Prague, Feb 19 (CTK) – Jan Hamacek, whom the Czech Social Democrats (CSSD) elected their new leader on Sunday, is the best choice of the bad solutions available, Lubos Krec writes in daily Hospodarske noviny (HN) today.
Former regional governor Jiri Zimola, who lost to Hamacek in the runoff election and won the post of first deputy chairman afterwards, is a more charismatic and less familiar face than Hamacek, but his triumph would threaten the pro-European, liberal focus of the CSSD, Krec says, adding that Zimola would take orders from President Milos Zeman.
In his egocentric and vengeful address to the CSSD congress, the former CSSD prime minister Zeman recommended that the Social Democrats join the government of ANO leader Andrej Babis without having any ministers in it.
But this would turn the CSSD into a B-team of Babis.
It is noteworthy that Zeman made this proposal shortly before the 70th anniversary of the Czechoslovak communist coup after which the Social Democrats were forced to become a B-team of the Communists. This is a sad reminder of the situation in Czech politics 28 years after the fall of the communist regime in the country, Krec writes.
Hamacek, now 39, headed the Young Social Democrats in 2002-06 and he has been a member of the lower house of parliament since 2006. In the previous election term he was the house’s chairman and now he is its deputy chairman. He joined the CSSD narrow leadership three years ago.

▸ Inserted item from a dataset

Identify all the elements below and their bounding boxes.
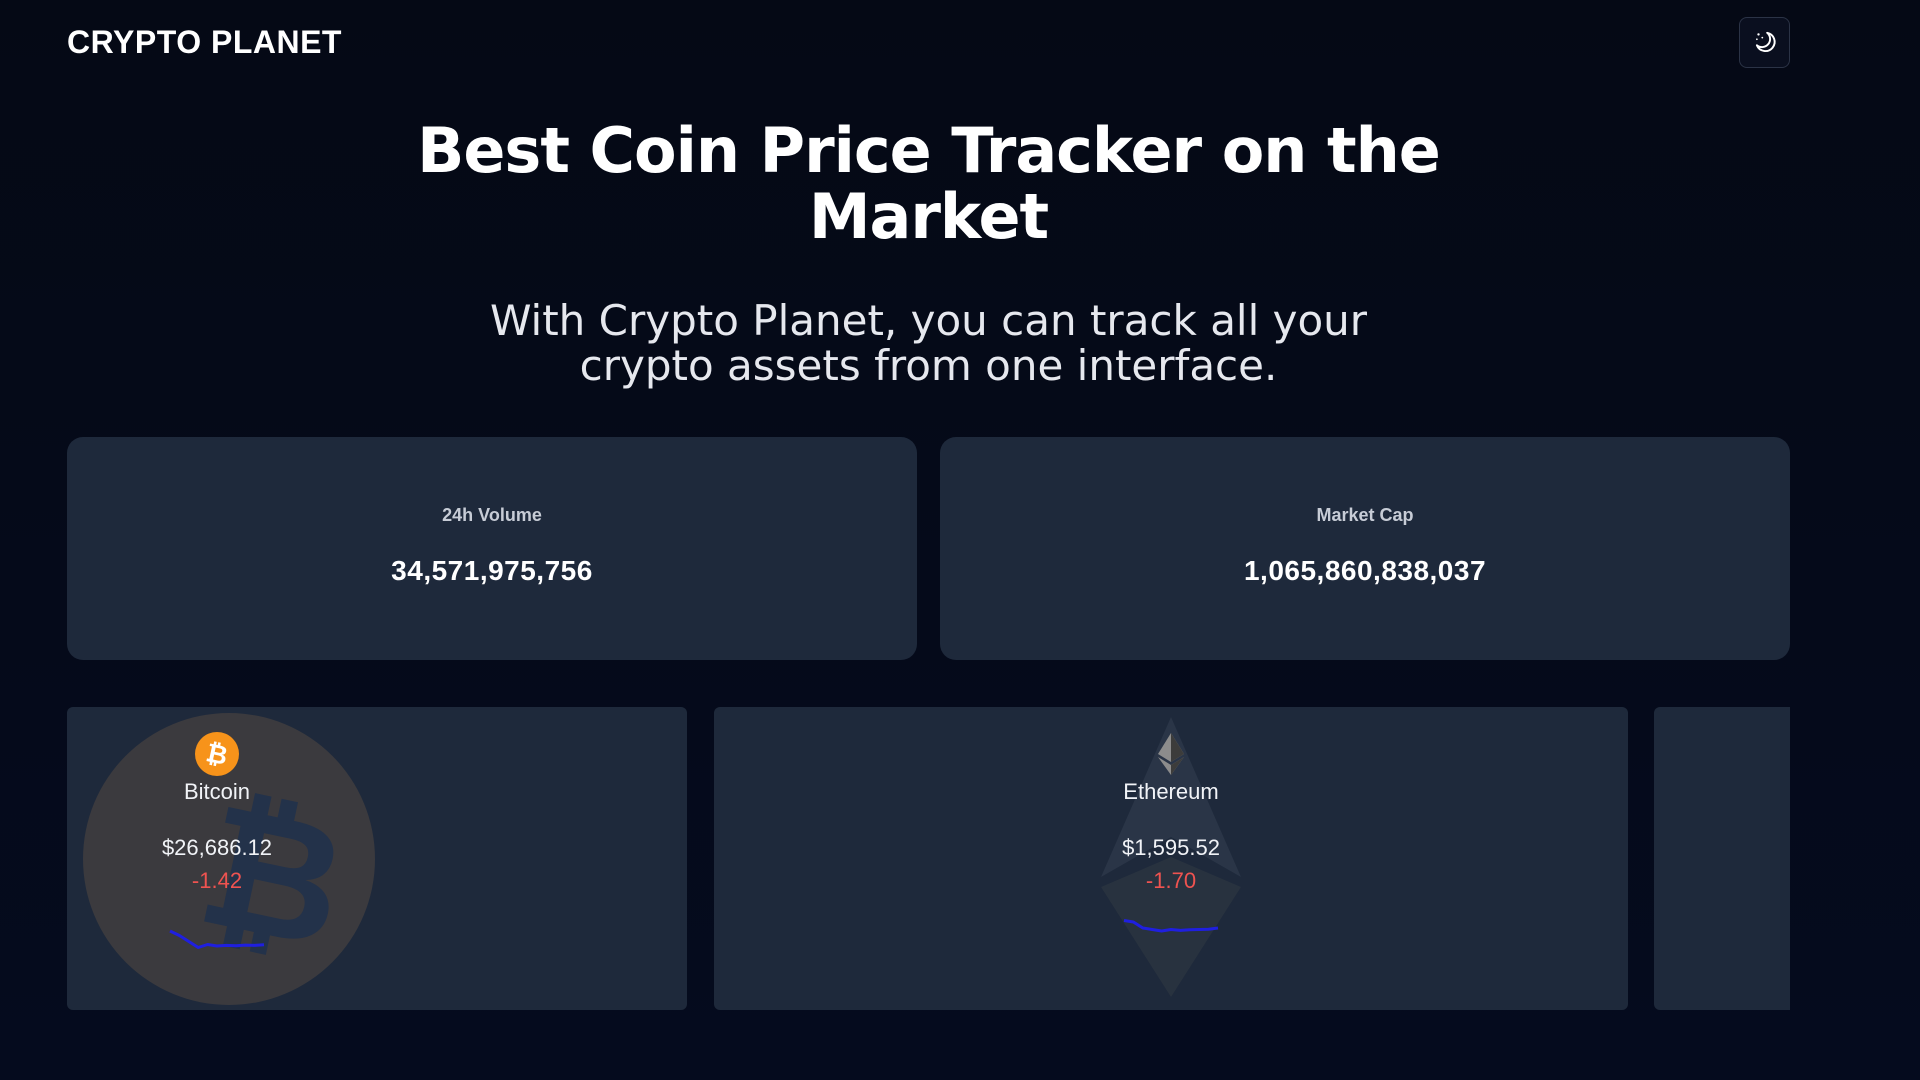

The experienced politician Hamacek always knew which side to take, and reserved statements and a diplomatic language thanks to which he avoids confrontations are typical of him. He is not a new face in the party, yet he is new for the broad public because he has been taking part in political meetings, commissions and delegations until now.
“Hamacek is a prototype of a cautious political official who preferred the parliamentary routine to the executive,” Krec writes.
But the Social Democrats are seeking a resolute leader. The most frequent complaint that one could recently hear from the rank and file is that the CSSD lost its identity and stopped understanding common people, moved away from them and became technocratic.
One of the CSSD ideologists, former foreign minister Lubomir Zaoralek, said politics has changed all over the world but the party missed it.
This is a syndrome socialists face in a number of countries. They got used to the political routine where they regularly alternated in the government with their right-wing rivals, but they let populist opponents become stronger and stronger and now they do not know how to deal with them, Krec writes.
The populists do the things that the traditional politicians have not done – permanent campaigning, short slogans, creative interpretations of truth, confrontational style based on scaring and criticising those in power. The parasitical attitude is successful because it sponges on the weakness of the host, or, in other words, on the frustration of the voters.
The CSSD is now facing the dilemma of whether to again form a government with Babis who embodies a politician of the post-fact era, Krec says.
Although Babis is burdened by his prosecution over a suspected fraud, although he is listed as a collaborator of the former communist secret police, although his business developed thanks to close connections with politics, although his property and life style are very different from those of the average Czech citizen, many pin their hopes for a better future on him.
Most Czechs still accept Babis’s universal excuse that all his critics are a part of a campaign that the corrupt political system wages against him.
Hamacek takes a stance similar to that of the German Social Democrats (SPD) who defended their grand coalition with Angela Merkel. Hamacek says the CSSD will promote at least a part of its programme in a better way if it joins the government.
But the Social Democrats did this in the past four years and it was Babis who managed to present most of the government’s successes as his own. Moreover, Babis copied crucial parts of the CSSD programme and mixed them with right-wing proposals. In the general election last October, ANO won 29.6 percent of the vote, while the CSSD only 7.3 percent.
The idea of joining the government and at the same time reviving the CSSD and regaining the lost voters could be realistic if a strong team of distinctive faces headed by a determined leader represented it in the government. Moreover, the CSSD leader would have to attract people, win their trust and persuade them that he can be as effective as Babis.
During his political career, Hamacek has offered little to expect him to fulfil such a mission. For example, trade union leader Josef Stredula would be more suitable for this task. But time and negotiations will show, Krec writes.